Böses Blut - FALTER.maily #450

Nina Horaczek
Versendet am 24.02.2021

Gesundheitsminister Rudolf Anschober (Grüne) will den Blutspende-Leitfaden adaptieren. Homosexuelle Männer sind nicht mehr automatisch als Blutspender ausgeschlossen. In Zeiten von Tinder, in denen auch Heteros mit nur einem Wisch nach rechts übers Handy-Display zu ihrem One-Night-Stand kommen, wirkt das jahrzehntelang praktizierte Blutspendeverbot für Homosexuelle völlig anachronistisch.

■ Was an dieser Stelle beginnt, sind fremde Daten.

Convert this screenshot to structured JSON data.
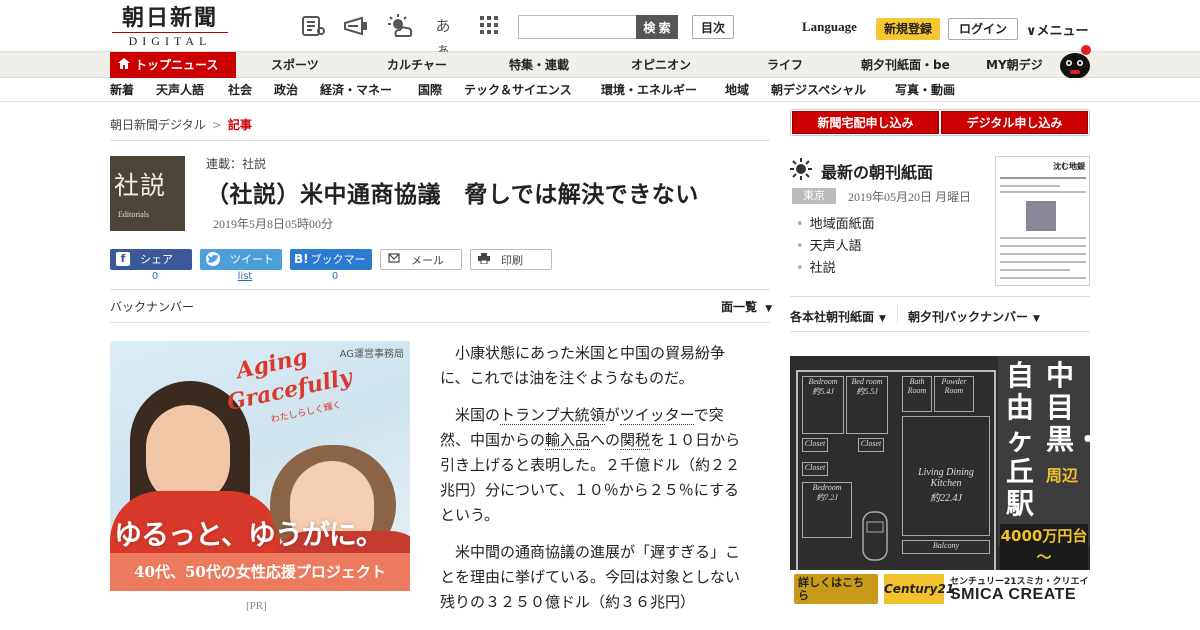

Es bleibt aber eine Diskriminierung: Während Heterosexuelle Blut spenden dürfen, sofern sie weniger als drei verschiedene Intimpartner hatten, sind homo- und bisexuelle Männer nach gleichgeschlechtlichem Sex gesperrt. Immerhin: Bis vor Kurzem waren es zwölf Monate, nun soll die Sperre "nur" vier Monate lang sein.

Auf eine Gruppe hat das Ministerium aber vergessen: Transgender Personen. Nach seiner eigenen Beschwerde als schwuler Mann, die der künftige SPÖ-Nationalratsabgeordnete Mario Lindner (er übernimmt nach dem Rücktritt von Thomas Drozda dessen Mandat) kürzlich bei der Volksanwaltschaft einbrachte, fragte Lindner auch mit zwei Transpersonen beim Roten Kreuz nach, ob diese Blut spenden dürfen. Die Antwort: Nein. Und zwar nicht, weil sie sich in einer Hormonbehandlung befinden oder eine große Operation hatten, was auch Heterosexuelle für vier Monate vom Spenden ausschließt. Sondern einzig aufgrund der Tatsache, dass sie trans sind.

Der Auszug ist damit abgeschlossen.